We thought the milking process was over when we arrived but didn't I tell you also that when you like something so much, it may even sync with your thoughts - and your schedule, too? Though we were a little late, the last batch of cows found their way to the milking parlor and proudly showed us their full udders. Now, I can go home, I thought.
But we didn't yet. The bus left the farm, and headed to the factory where the collected liters of milk are processed, packed and readied for delivery. We also viewed the production of sliced breads and some pastries, and watched a short presentation in their mini-theater. And like most field trips, we got to bring home bags filled with Almarai products!

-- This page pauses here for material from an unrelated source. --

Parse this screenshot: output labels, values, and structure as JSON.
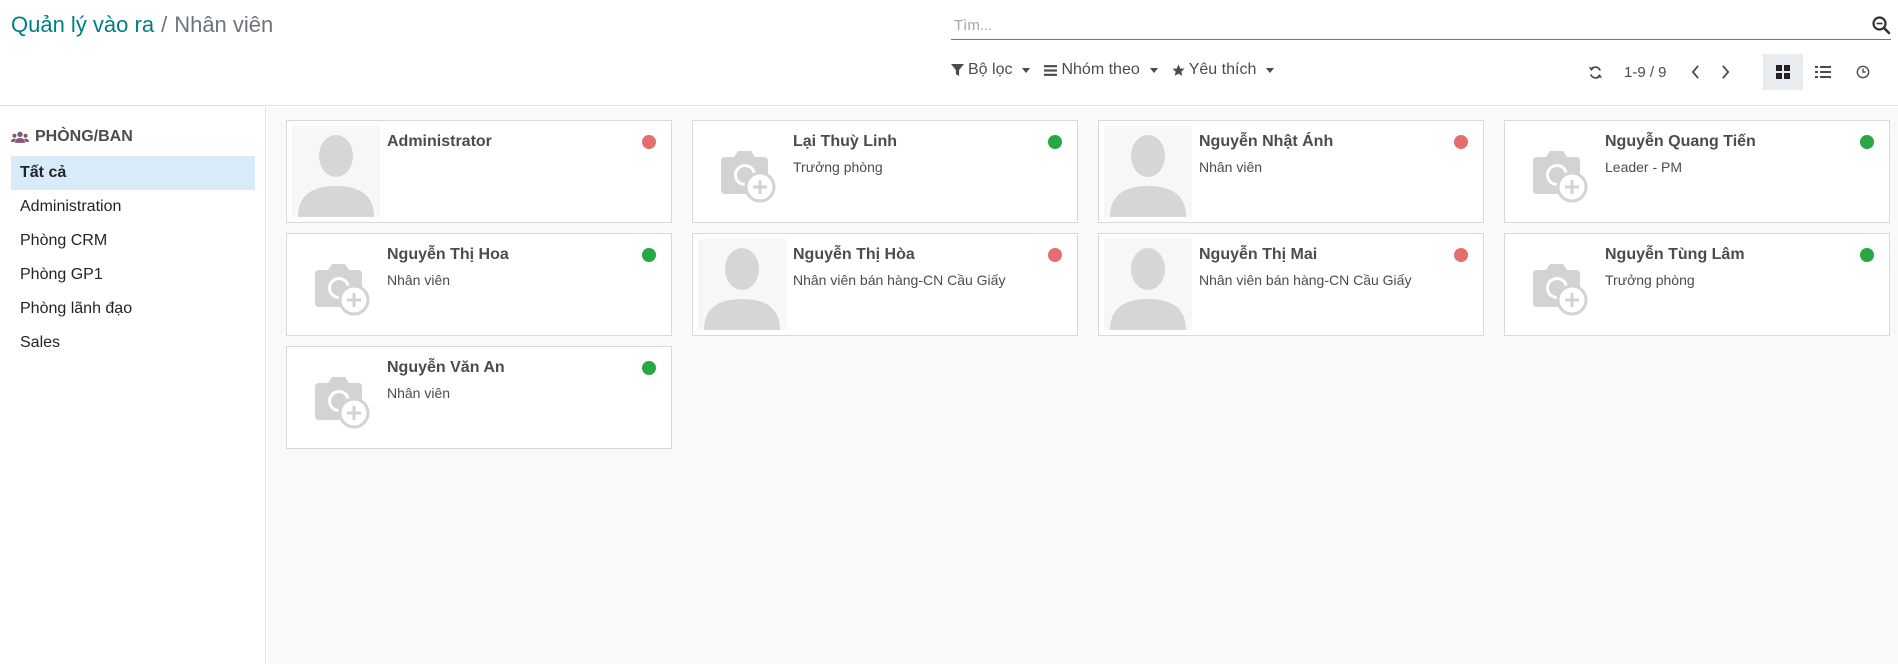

Visiting Almarai Dairy Farm and Factory is one eye-opener yet enjoyable experience for me. I've seen the laborious task of maintaining a dairy farm in a desert - which I wouldn't have known had we not come here. While there, we've passed through several decontamination processes - which was way too impressive for a mom like me who uses Clorox to the bottle's content. I marveled at the state-of-the-art technology that's used to process Almarai's products, and admired its system of product dating, labeling and storage which you really have to see for yourselves. I was blown right there and then.
What Almarai achieved from the 70's until now inspired me to dream a little bigger. I left the farm with one goal in mind: to hone my culinary skills so I can have something to take pictures of when it's my friend turn to ask me, "What are you cooking?"